1. PATCH: Upgrade scikit-learn to >=1.5.0 across all environments (pip install 'scikit-learn>=1.5.0'). 2. AUDIT: Inspect existing serialized models — load and check len(vectorizer.stop_words_) against expected stop word counts. Any count significantly higher than your stop word list indicates leaked tokens. 3. RETRAIN: Retrain and replace affected models after upgrading. Do not assume patching the library fixes already-serialized models. 4. SCAN ARTIFACTS: Audit model registries and artifact stores for TfidfVectorizer models trained pre-1.5.0 — treat them as potentially containing sensitive training data. 5. ACCESS CONTROL: Restrict access to model artifact stores; apply least-privilege to model download endpoints. 6. DETECT: Add model scanning to CI/CD — flag serialized sklearn vectorizers with anomalously large stop_words_ sets.

What systems are affected by CVE-2024-5206?

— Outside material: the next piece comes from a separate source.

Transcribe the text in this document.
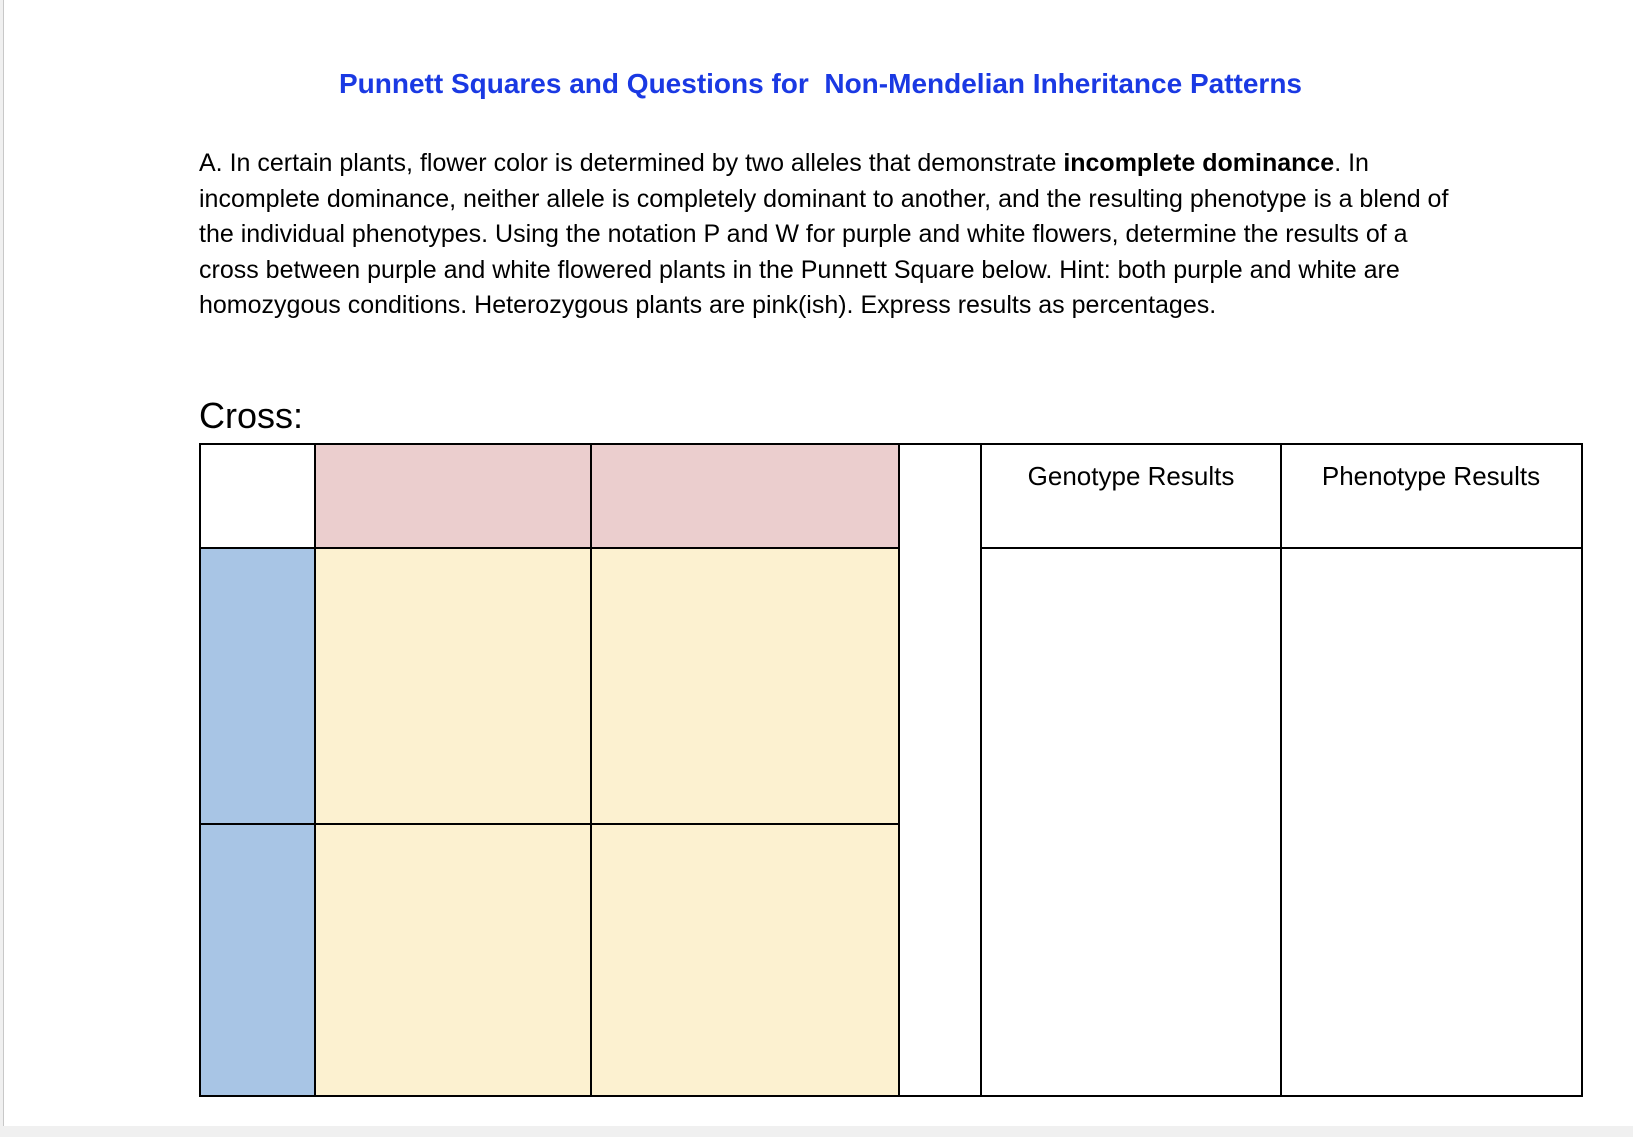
Punnett Squares and Questions for  Non-Mendelian Inheritance Patterns
A. In certain plants, flower color is determined by two alleles that demonstrate incomplete dominance. In incomplete dominance, neither allele is completely dominant to another, and the resulting phenotype is a blend of the individual phenotypes. Using the notation P and W for purple and white flowers, determine the results of a cross between purple and white flowered plants in the Punnett Square below. Hint: both purple and white are homozygous conditions. Heterozygous plants are pink(ish). Express results as percentages.
Cross:
Genotype Results	Phenotype Results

This vulnerability affects the following AI/ML architecture patterns: NLP training pipelines, text classification systems, document processing pipelines, model serving (serialized artifacts), MLOps artifact registries.

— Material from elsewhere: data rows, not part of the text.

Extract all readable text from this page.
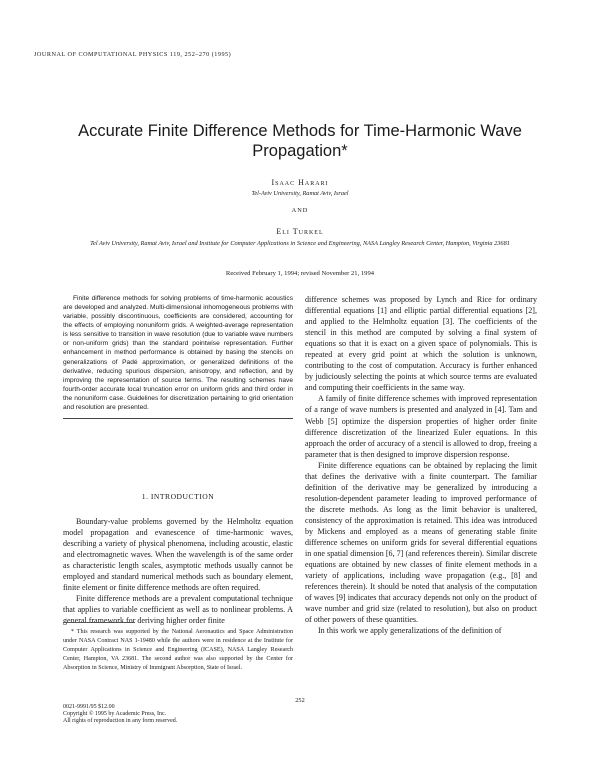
JOURNAL OF COMPUTATIONAL PHYSICS 119, 252–270 (1995)
Accurate Finite Difference Methods for Time-Harmonic Wave Propagation*
Isaac Harari
Tel-Aviv University, Ramat Aviv, Israel
AND
Eli Turkel
Tel Aviv University, Ramat Aviv, Israel and Institute for Computer Applications in Science and Engineering, NASA Langley Research Center, Hampton, Virginia 23681
Received February 1, 1994; revised November 21, 1994

Finite difference methods for solving problems of time-harmonic acoustics are developed and analyzed. Multi-dimensional inhomogeneous problems with variable, possibly discontinuous, coefficients are considered, accounting for the effects of employing nonuniform grids. A weighted-average representation is less sensitive to transition in wave resolution (due to variable wave numbers or non-uniform grids) than the standard pointwise representation. Further enhancement in method performance is obtained by basing the stencils on generalizations of Padé approximation, or generalized definitions of the derivative, reducing spurious dispersion, anisotropy, and reflection, and by improving the representation of source terms. The resulting schemes have fourth-order accurate local truncation error on uniform grids and third order in the nonuniform case. Guidelines for discretization pertaining to grid orientation and resolution are presented.

1. INTRODUCTION

Boundary-value problems governed by the Helmholtz equation model propagation and evanescence of time-harmonic waves, describing a variety of physical phenomena, including acoustic, elastic and electromagnetic waves. When the wavelength is of the same order as characteristic length scales, asymptotic methods usually cannot be employed and standard numerical methods such as boundary element, finite element or finite difference methods are often required.

Finite difference methods are a prevalent computational technique that applies to variable coefficient as well as to nonlinear problems. A general framework for deriving higher order finite

* This research was supported by the National Aeronautics and Space Administration under NASA Contract NAS 1-19480 while the authors were in residence at the Institute for Computer Applications in Science and Engineering (ICASE), NASA Langley Research Center, Hampton, VA 23681. The second author was also supported by the Center for Absorption in Science, Ministry of Immigrant Absorption, State of Israel.

difference schemes was proposed by Lynch and Rice for ordinary differential equations [1] and elliptic partial differential equations [2], and applied to the Helmholtz equation [3]. The coefficients of the stencil in this method are computed by solving a final system of equations so that it is exact on a given space of polynomials. This is repeated at every grid point at which the solution is unknown, contributing to the cost of computation. Accuracy is further enhanced by judiciously selecting the points at which source terms are evaluated and computing their coefficients in the same way.

A family of finite difference schemes with improved representation of a range of wave numbers is presented and analyzed in [4]. Tam and Webb [5] optimize the dispersion properties of higher order finite difference discretization of the linearized Euler equations. In this approach the order of accuracy of a stencil is allowed to drop, freeing a parameter that is then designed to improve dispersion response.

Finite difference equations can be obtained by replacing the limit that defines the derivative with a finite counterpart. The familiar definition of the derivative may be generalized by introducing a resolution-dependent parameter leading to improved performance of the discrete methods. As long as the limit behavior is unaltered, consistency of the approximation is retained. This idea was introduced by Mickens and employed as a means of generating stable finite difference schemes on uniform grids for several differential equations in one spatial dimension [6, 7] (and references therein). Similar discrete equations are obtained by new classes of finite element methods in a variety of applications, including wave propagation (e.g., [8] and references therein). It should be noted that analysis of the computation of waves [9] indicates that accuracy depends not only on the product of wave number and grid size (related to resolution), but also on product of other powers of these quantities.

In this work we apply generalizations of the definition of

252
0021-9991/95 $12.00
Copyright © 1995 by Academic Press, Inc.
All rights of reproduction in any form reserved.
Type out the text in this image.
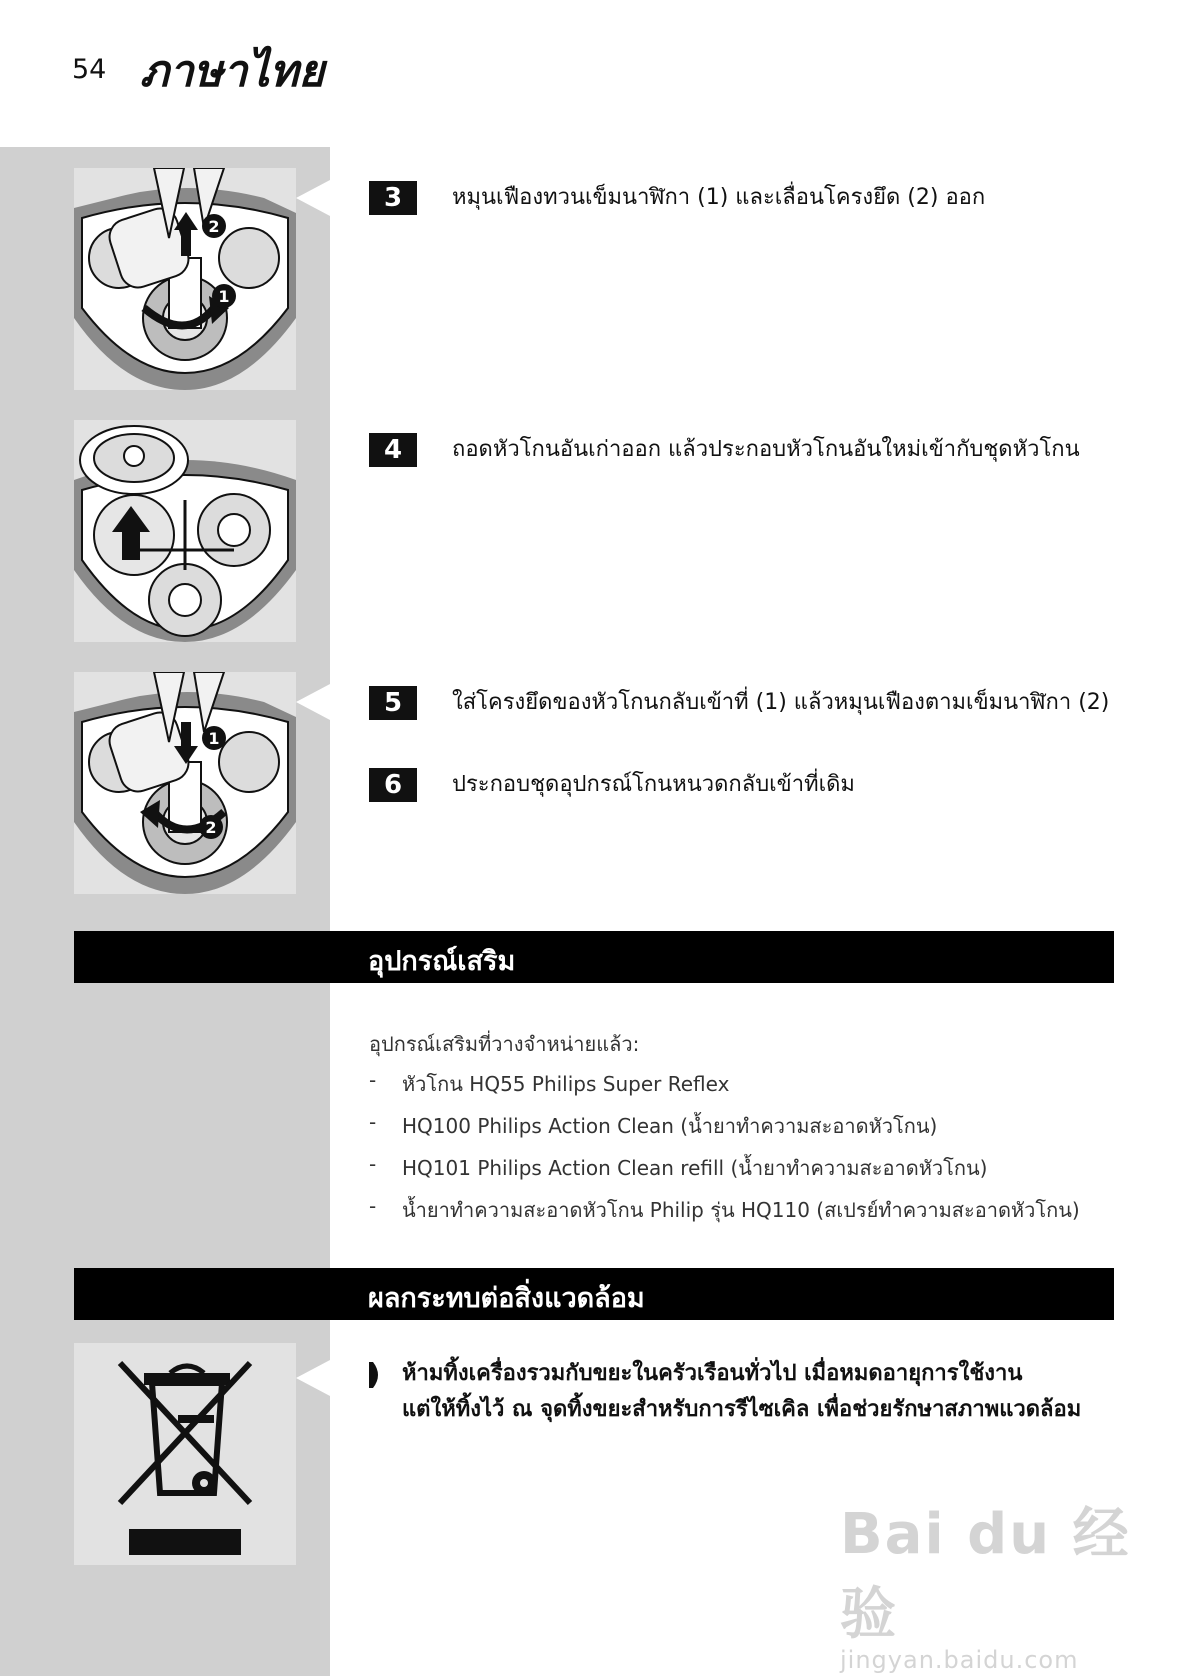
54 ภาษาไทย
2
1
1
2
3	หมุนเฟืองทวนเข็มนาฬิกา (1) และเลื่อนโครงยึด (2) ออก
4	ถอดหัวโกนอันเก่าออก แล้วประกอบหัวโกนอันใหม่เข้ากับชุดหัวโกน
5	ใส่โครงยึดของหัวโกนกลับเข้าที่ (1) แล้วหมุนเฟืองตามเข็มนาฬิกา (2)
6	ประกอบชุดอุปกรณ์โกนหนวดกลับเข้าที่เดิม
อุปกรณ์เสริม
อุปกรณ์เสริมที่วางจำหน่ายแล้ว:
- หัวโกน HQ55 Philips Super Reflex
- HQ100 Philips Action Clean (น้ำยาทำความสะอาดหัวโกน)
- HQ101 Philips Action Clean refill (น้ำยาทำความสะอาดหัวโกน)
- น้ำยาทำความสะอาดหัวโกน Philip รุ่น HQ110 (สเปรย์ทำความสะอาดหัวโกน)
ผลกระทบต่อสิ่งแวดล้อม
ห้ามทิ้งเครื่องรวมกับขยะในครัวเรือนทั่วไป เมื่อหมดอายุการใช้งาน
แต่ให้ทิ้งไว้ ณ จุดทิ้งขยะสำหรับการรีไซเคิล เพื่อช่วยรักษาสภาพแวดล้อม
Bai du 经验
jingyan.baidu.com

What is the CVSS score for CVE-2024-5206?

CVE-2024-5206 has a CVSS v3.1 base score of 4.7 (MEDIUM). The EPSS exploitation probability is 0.04%.

Technical Details

NVD Description

A sensitive data leakage vulnerability was identified in scikit-learn's TfidfVectorizer, specifically in versions up to and including 1.4.1.post1, which was fixed in version 1.5.0. The vulnerability arises from the unexpected storage of all tokens present in the training data within the `stop_words_` attribute, rather than only storing the subset of tokens required for the TF-IDF technique to function. This behavior leads to the potential leakage of sensitive information, as the `stop_words_` attribute could contain tokens that were meant to be discarded and not stored, such as passwords or keys. The impact of this vulnerability varies based on the nature of the data being processed by the vectorizer.

Exploitation Scenario

An attacker with read access to a model artifact store (misconfigured S3 bucket, shared MLflow registry, or via compromised developer credentials) downloads a serialized TfidfVectorizer trained on internal documents — say, a SIEM alert classifier trained on raw log data containing auth tokens, or an email classifier trained on customer support tickets. The attacker loads the pickle file and iterates vectorizer.stop_words_ to extract a list of tokens from the original training corpus. Depending on the training data, this yields internal hostnames, usernames, API keys embedded in log lines, or PII from customer communications. No ML expertise required — a single Python one-liner extracts the full token list.